Çeşitli ülkelerde modern revizyonizmin peşine takılma ve sola savrulmalarında bir etken olarak da, modern revizyonizmin karşısında yeterince güçlü bir komünist mihrak oluşturulamamasının sözünü etmek gerek.
Baştan beri modern revizyonizme karşı bayrak açan ve uzlaşmaz ve ilkelerde sağlam ve tutarlı bir mücadele içine giren, sosyalizmin küçük ülkesi Arnavutluk’un Emek Partisi ve Enver Hoca oldu. Sovyet Partisi ile ikili ilişkileri, eleştirileri nedeniyle en başta bozulan AEP ve Enver Hoca açık tavrı, ’60ların ortalarında aldılar. Hem anavatanında sosyalizmin yeniden ayağa kalka bilme ihtimali vardı, modern revizyonizm yoluna girilmişse de ülke içinde karşıt, devrimci ve komünist güçlerin mücadelesiyle yeniden sosyalizm yoluna dönülebilirdi ve hem de sonuç kesinleşmeden Sovyet kalesini “yıpratmış” olmaktan kaçınıldı. Eleştiriler uzun süre açığa vurulmadan döndürülemezcesine iki parti arasında yapıldı. Ve komünist partiler arası toplantılarda revizyonizm teşhir edilerek çeşitli partilerin komünizmin safına kazanılması yoluna gidildi. 1961 ve ’63 Moskova ve Bükreş toplantıları, revizyonizmle komünizm arasında tartışmanın zemini oldu. Üstelik Kruşçev oyunu dikkatli oynuyor ve zamanı kendi lehine iyi değerlendirerek adımlarını atıyordu. Sözü edilen iki toplantı sonucunda yayınlanan ortak bildirilerde revizyonist tezlerin sızmaları görülmekle birlikte genellikle Marksist fikir ve ilkeler yer aldı. Revizyonizm ayağını yere sağlam basmak üzere zaman kazanıyordu.
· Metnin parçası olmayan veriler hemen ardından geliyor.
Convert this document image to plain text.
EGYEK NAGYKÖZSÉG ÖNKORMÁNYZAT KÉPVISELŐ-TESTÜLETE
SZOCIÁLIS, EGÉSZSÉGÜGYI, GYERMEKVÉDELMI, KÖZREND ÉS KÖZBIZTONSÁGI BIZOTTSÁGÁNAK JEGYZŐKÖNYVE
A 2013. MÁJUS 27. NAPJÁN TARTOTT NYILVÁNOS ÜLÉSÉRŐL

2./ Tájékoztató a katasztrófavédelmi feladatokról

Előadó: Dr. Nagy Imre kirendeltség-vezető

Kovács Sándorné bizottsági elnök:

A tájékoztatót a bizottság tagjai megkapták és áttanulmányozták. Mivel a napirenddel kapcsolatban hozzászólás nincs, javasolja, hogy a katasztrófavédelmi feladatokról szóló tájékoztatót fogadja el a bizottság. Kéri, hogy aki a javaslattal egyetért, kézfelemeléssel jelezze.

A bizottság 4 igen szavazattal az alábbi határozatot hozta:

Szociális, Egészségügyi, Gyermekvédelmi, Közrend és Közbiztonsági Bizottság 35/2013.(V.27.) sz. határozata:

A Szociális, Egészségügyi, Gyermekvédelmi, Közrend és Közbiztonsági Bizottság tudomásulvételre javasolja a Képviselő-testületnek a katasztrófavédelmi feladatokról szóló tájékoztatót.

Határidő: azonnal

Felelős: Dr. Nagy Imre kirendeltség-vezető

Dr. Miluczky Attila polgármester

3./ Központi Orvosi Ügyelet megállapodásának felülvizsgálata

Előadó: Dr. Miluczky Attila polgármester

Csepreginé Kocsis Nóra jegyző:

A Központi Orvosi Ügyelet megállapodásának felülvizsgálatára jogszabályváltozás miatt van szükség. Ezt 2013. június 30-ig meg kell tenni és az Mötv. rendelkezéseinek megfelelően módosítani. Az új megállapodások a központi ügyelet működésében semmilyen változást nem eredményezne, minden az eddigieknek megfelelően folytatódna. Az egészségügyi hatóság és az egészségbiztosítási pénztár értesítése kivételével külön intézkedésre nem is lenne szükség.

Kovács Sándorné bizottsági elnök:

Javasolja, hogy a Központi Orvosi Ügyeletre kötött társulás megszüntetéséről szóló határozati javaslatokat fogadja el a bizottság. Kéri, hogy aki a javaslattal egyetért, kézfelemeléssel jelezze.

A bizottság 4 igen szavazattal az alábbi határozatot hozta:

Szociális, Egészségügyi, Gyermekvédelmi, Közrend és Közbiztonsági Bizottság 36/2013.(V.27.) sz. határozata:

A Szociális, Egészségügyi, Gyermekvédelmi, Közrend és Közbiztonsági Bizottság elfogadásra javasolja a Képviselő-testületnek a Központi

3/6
Sonunda açık mücadele başladı. ÇKP ve Mao Zedung da, birkaç uzlaşma girişiminden sonra eleştiriciler arasında yer aldı. Ve “büyüklük” nedeniyle çatışma, “Çin-Sovyet” ya da “Moskova-Pekin” çatışması olarak lanse edildi. Oysa Mao, ilk tepki olarak 20. Kongre’yi selamlayarak hemen eteğindeki taşları dökmeye ve Stalin eleştirileri yapmaya başlamıştı. Anlaşma olmayınca, devrim ve “proletarya diktatörlüğü”, emperyalizm karşısında uzlaşmazlık, savaş ve barış vb. konularda ÇKP de modern revizyonizm eleştiricileri safına katıldı.
Modern revizyonizme karşı mücadele, emperyalizme karşı mücadeleye bağlandı ve AEP başta olmak üzere az sayıda komünist parti revizyonizmin saptırıcılığı karşısında Marksizm- Leninizm’in temel öğreti ve tezlerini savundular. Bunda ısrarlı da olundu. Komünizmi savunmada kararlılık birçok ülkede yeni komünist partilerin kuruluşunu teşvik etti. Ancak bir yetersizlik hep yaşandı. Sovyetler Birliği’yle başlayan kapitalist restorasyonun koşulları ve nedenleri, sosyalizmin ileri aşamalarında karşılaşılan sorunların çözümü aracılığıyla Marksist teorinin geliştirilmesi ve temel Marksist ilkelerin savunulmasıyla yetinilmeyip başlıca 2. Dünya Savaşı sonrasında kapitalist emperyalizmin sağladığı olanaklar, avantajlar ve kapitalist dünyadaki yeni gelişmelerin çözümlenmesi yoluyla yine Marksist teorinin zenginleştirilip geliştirilmesi ve bir savunma değil, saldırı olarak bilenip kullanılmasında yetersizliklerle karşılaşıldı.
Modern revizyonizmin açtığı süreç, sonunda, iktidardaki revizyonist sistemlerin çökmesine gelip dayandı.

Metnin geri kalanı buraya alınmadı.